卷十一 剑豪战争 第二章 野寺(第5/8页)
那天在林湮村,不该这样对她的——荆裂反复想过这许多次了。
可是现在再想又有什么用?
后来童静把最后遇到虎玲兰时她所说的话,转述给荆裂知道。
「兰姊说:她要尽一切力,延续你的梦想。」童静这样告诉他。
荆裂听后只是沉默。之后他在同伴面前几乎没再提过虎玲兰。
可是从那天起他就下了决定:
我不能够令她失望。
荆裂决心,绝不会辜负虎玲兰这情分。在她回来之日,他必定要让她看见一个更强的自己,要让她再次看见他真正的笑容。于是这些日子他都一直在思考和试验,不靠左手右足仍能提高战力的方法。
他这时才反省过来:先前因为创出「浪花斩铁势」实太兴奋,忘记了多变的武艺和适应力也是自己一贯的长处,目前的困境还是有办法克服的。
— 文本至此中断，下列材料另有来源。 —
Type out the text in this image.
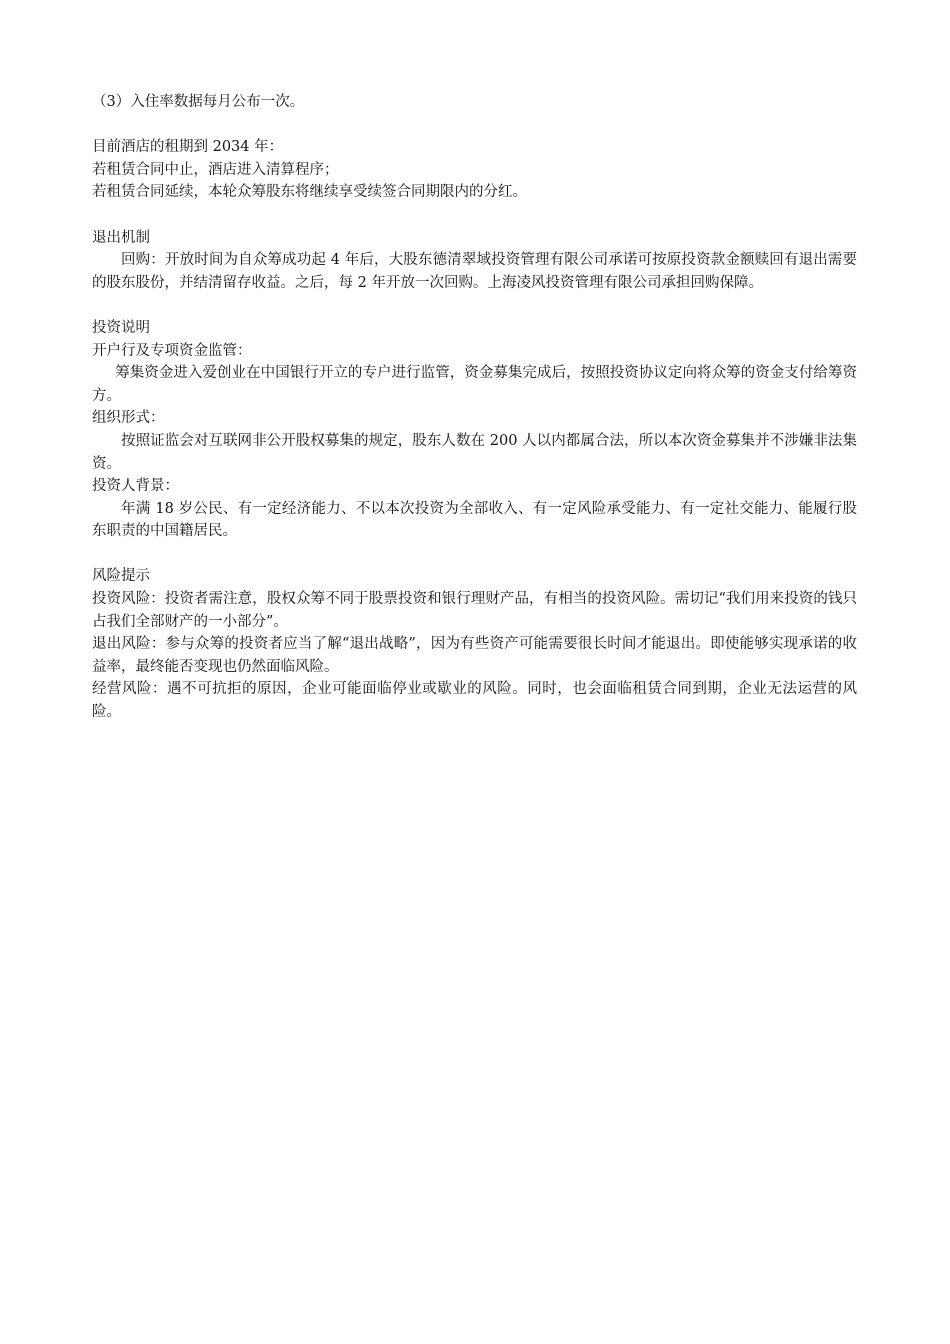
（3）入住率数据每月公布一次。

目前酒店的租期到 2034 年：

若租赁合同中止，酒店进入清算程序；

若租赁合同延续，本轮众筹股东将继续享受续签合同期限内的分红。

退出机制

回购：开放时间为自众筹成功起 4 年后，大股东德清翠域投资管理有限公司承诺可按原投资款金额赎回有退出需要的股东股份，并结清留存收益。之后，每 2 年开放一次回购。上海凌风投资管理有限公司承担回购保障。

投资说明

开户行及专项资金监管：

筹集资金进入爱创业在中国银行开立的专户进行监管，资金募集完成后，按照投资协议定向将众筹的资金支付给筹资方。

组织形式：

按照证监会对互联网非公开股权募集的规定，股东人数在 200 人以内都属合法，所以本次资金募集并不涉嫌非法集资。

投资人背景：

年满 18 岁公民、有一定经济能力、不以本次投资为全部收入、有一定风险承受能力、有一定社交能力、能履行股东职责的中国籍居民。

风险提示

投资风险：投资者需注意，股权众筹不同于股票投资和银行理财产品，有相当的投资风险。需切记“我们用来投资的钱只占我们全部财产的一小部分”。

退出风险：参与众筹的投资者应当了解“退出战略”，因为有些资产可能需要很长时间才能退出。即使能够实现承诺的收益率，最终能否变现也仍然面临风险。

经营风险：遇不可抗拒的原因，企业可能面临停业或歇业的风险。同时，也会面临租赁合同到期，企业无法运营的风险。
——何自圣掌门几乎盲了,仍然能够令叶辰渊那样的剑豪畏惧。我也可以。
然而到了最近,在得知「御武令」的传间之后,荆裂转而为虎玲兰的安危担心。
直至目前来袭的武者虽然都不足为患,但毕竟虎玲兰一人孤身在外,不像他们五个可互相照应,若遇着对方使出阴谋诡计,也难逆料,不由荆裂不担心,何况更强的敌人,很可能仍在后头——就连「九大门派」也都接到「忠勇武集」的铁牌。在朝廷的威权之下,他们反应如何实难预测。
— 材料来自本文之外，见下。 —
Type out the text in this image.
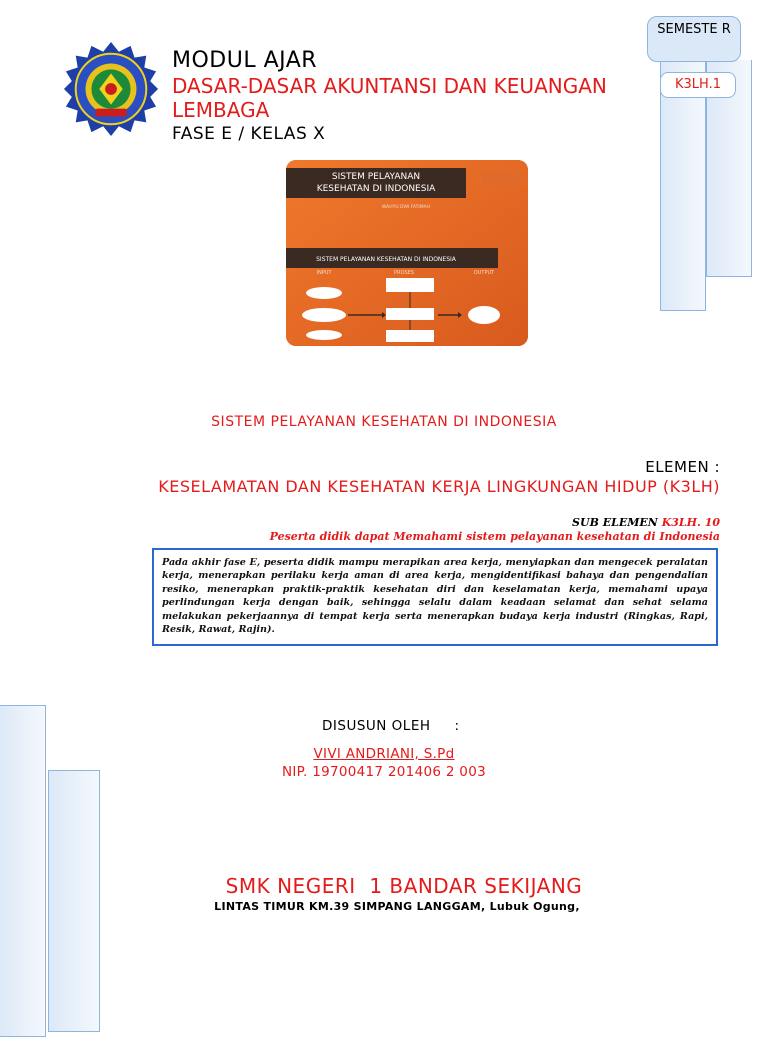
SEMESTE R
K3LH.1
MODUL AJAR
DASAR-DASAR AKUNTANSI DAN KEUANGAN LEMBAGA
FASE E / KELAS X
SISTEM PELAYANAN
KESEHATAN DI INDONESIA
WAHYU DWI FATIMAH
SISTEM PELAYANAN KESEHATAN DI INDONESIA
INPUT	PROSES	OUTPUT
SISTEM PELAYANAN KESEHATAN DI INDONESIA
ELEMEN :
KESELAMATAN DAN KESEHATAN KERJA LINGKUNGAN HIDUP (K3LH)
SUB ELEMEN K3LH. 10
Peserta didik dapat Memahami sistem pelayanan kesehatan di Indonesia
Pada akhir fase E, peserta didik mampu merapikan area kerja, menyiapkan dan mengecek peralatan kerja, menerapkan perilaku kerja aman di area kerja, mengidentifikasi bahaya dan pengendalian resiko, menerapkan praktik-praktik kesehatan diri dan keselamatan kerja, memahami upaya perlindungan kerja dengan baik, sehingga selalu dalam keadaan selamat dan sehat selama melakukan pekerjaannya di tempat kerja serta menerapkan budaya kerja industri (Ringkas, Rapi, Resik, Rawat, Rajin).
DISUSUN OLEH :
VIVI ANDRIANI, S.Pd
NIP. 19700417 201406 2 003
SMK NEGERI  1 BANDAR SEKIJANG
LINTAS TIMUR KM.39 SIMPANG LANGGAM, Lubuk Ogung,
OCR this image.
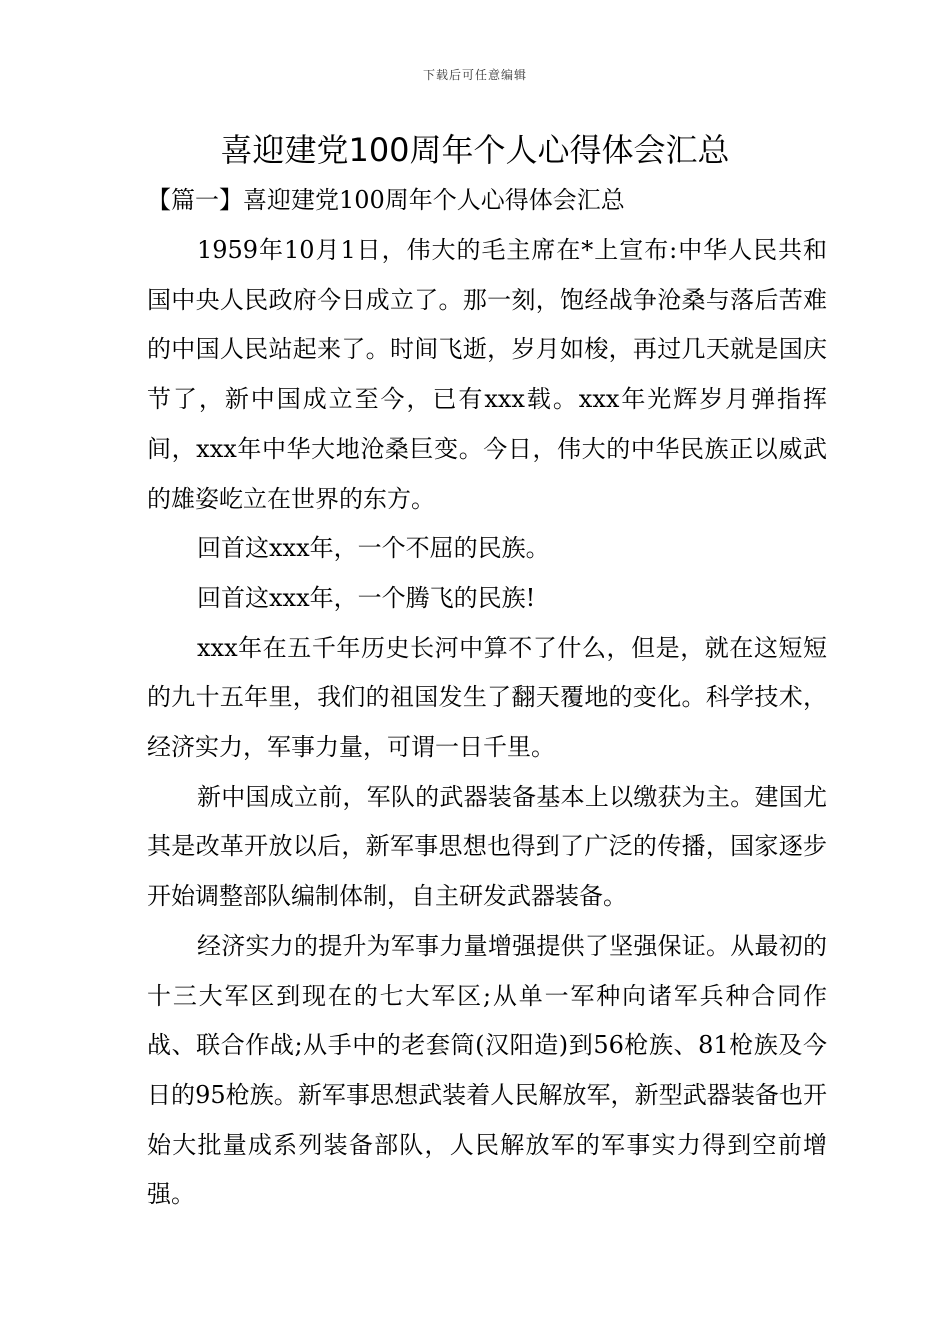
下载后可任意编辑
喜迎建党100周年个人心得体会汇总
【篇一】喜迎建党100周年个人心得体会汇总

1959年10月1日，伟大的毛主席在*上宣布:中华人民共和国中央人民政府今日成立了。那一刻，饱经战争沧桑与落后苦难的中国人民站起来了。时间飞逝，岁月如梭，再过几天就是国庆节了，新中国成立至今，已有xxx载。xxx年光辉岁月弹指挥间，xxx年中华大地沧桑巨变。今日，伟大的中华民族正以威武的雄姿屹立在世界的东方。

回首这xxx年，一个不屈的民族。

回首这xxx年，一个腾飞的民族!

xxx年在五千年历史长河中算不了什么，但是，就在这短短的九十五年里，我们的祖国发生了翻天覆地的变化。科学技术，经济实力，军事力量，可谓一日千里。

新中国成立前，军队的武器装备基本上以缴获为主。建国尤其是改革开放以后，新军事思想也得到了广泛的传播，国家逐步开始调整部队编制体制，自主研发武器装备。

经济实力的提升为军事力量增强提供了坚强保证。从最初的十三大军区到现在的七大军区;从单一军种向诸军兵种合同作战、联合作战;从手中的老套筒(汉阳造)到56枪族、81枪族及今日的95枪族。新军事思想武装着人民解放军，新型武器装备也开始大批量成系列装备部队，人民解放军的军事实力得到空前增强。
现在荆裂唯一寄望的是,他们五个已将武林的注意力都吸引过来,令虎玲兰遇袭的机会大大减低……
荆裂从未如此担心虎玲兰。他一直以为她是个永远不用让他担心的女人,可是现在他的感觉变了。
只因在分别之后,荆裂才真正知道,自己对她有多珍爱。
日照渐斜。荆裂仰起头来,看那寺后树林的蔽天绿叶,回想跟虎玲兰最后相处的那天,在漫天红花之中看她练刀的情景。那野太刀卷过的一刻,多美。
从来自行我道的荆裂,第一次感到如此孤单。
他把钵里的水倒出来,顺道清洗小刀上的血溃,将刀刃往裤子上抹干收回皮鞘里,拿着洗干净的蛇肉走回野寺。垂头看着钵中肉时,他不禁笑起来。
——假如阿兰也在的话,肯定叫得比童静更大声—日本人哪敢吃蛇?不,改天带她回泉州家乡吃土笋,那才真的吓死她……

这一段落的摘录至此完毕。